A worm farm is a form of composting called vermicomposting. It allows you to put kitchen scraps to good use. The worms eat the kitchen scraps and turn them into a soil amendment that you can use in your vegetable and flower gardens. Any 5- to 30-gallon container, including an old freezer, will work to house your worm farm.
Remove the lid from the freezer, and set the freezer in a location that receives constant shade. The worms prefer the cover of darkness, and you don't want to move the freezer every time the sun comes out.
Shred some old newspapers, and place them at the bottom of your freezer. Wet the shredded newspaper so that it is moist, but not sopping wet.
Add any plant or grass clippings that you may have from weeding or mowing the lawn. You should have a total of 4 to 5 inches of newspaper and grass clippings in the freezer.
Top the grass clippings with a layer of soil. Make sure the soil doesn't contain any rocks or big lumps before placing it in the freezer.
Wet the soil and grass clippings with water from a garden hose. Again, you want the contents to be moist, but not drenched. Your worms will drown if too much water is in the freezer.
Add red worms to the freezer. The Louisiana Department of Environmental Quality recommends using red worms above all other worms.

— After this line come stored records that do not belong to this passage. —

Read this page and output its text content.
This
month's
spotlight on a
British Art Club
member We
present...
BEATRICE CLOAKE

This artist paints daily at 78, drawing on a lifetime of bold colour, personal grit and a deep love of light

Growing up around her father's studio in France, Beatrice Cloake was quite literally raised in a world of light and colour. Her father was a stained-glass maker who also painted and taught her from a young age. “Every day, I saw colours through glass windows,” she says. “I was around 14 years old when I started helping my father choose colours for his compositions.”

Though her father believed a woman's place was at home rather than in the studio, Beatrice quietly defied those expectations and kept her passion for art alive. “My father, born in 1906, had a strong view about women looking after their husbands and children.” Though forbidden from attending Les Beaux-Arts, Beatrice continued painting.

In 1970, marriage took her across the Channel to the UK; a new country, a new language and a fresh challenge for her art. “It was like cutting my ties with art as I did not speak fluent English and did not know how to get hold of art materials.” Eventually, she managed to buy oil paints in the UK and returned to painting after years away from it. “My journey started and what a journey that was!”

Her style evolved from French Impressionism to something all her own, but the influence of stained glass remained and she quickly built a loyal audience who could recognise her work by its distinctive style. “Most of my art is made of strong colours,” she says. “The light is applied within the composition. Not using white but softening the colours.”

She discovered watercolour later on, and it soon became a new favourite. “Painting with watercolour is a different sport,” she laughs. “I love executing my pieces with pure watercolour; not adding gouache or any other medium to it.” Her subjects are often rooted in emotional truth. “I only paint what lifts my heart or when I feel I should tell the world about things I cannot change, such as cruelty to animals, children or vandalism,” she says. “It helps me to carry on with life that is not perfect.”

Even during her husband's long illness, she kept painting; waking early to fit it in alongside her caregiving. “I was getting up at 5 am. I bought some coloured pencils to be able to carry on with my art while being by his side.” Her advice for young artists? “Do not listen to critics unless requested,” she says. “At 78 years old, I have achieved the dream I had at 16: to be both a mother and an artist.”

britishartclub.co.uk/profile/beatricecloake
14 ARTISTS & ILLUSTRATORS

Feed your worms vegetable scraps, fruit scraps, crushed up egg shells, tea bags, coffee grounds and hair. Do this every couple of days, and check the pile to make sure it is still moist. If it begins to dry out, add more water.
Wait three to six months before harvesting the compost. To harvest the compost push all of the compost to one side of the freezer. Add new bedding, soil and food to the other side of the freezer, and wait a few days for the worms to migrate to the new food. Remove the completed compost, and use it in your garden.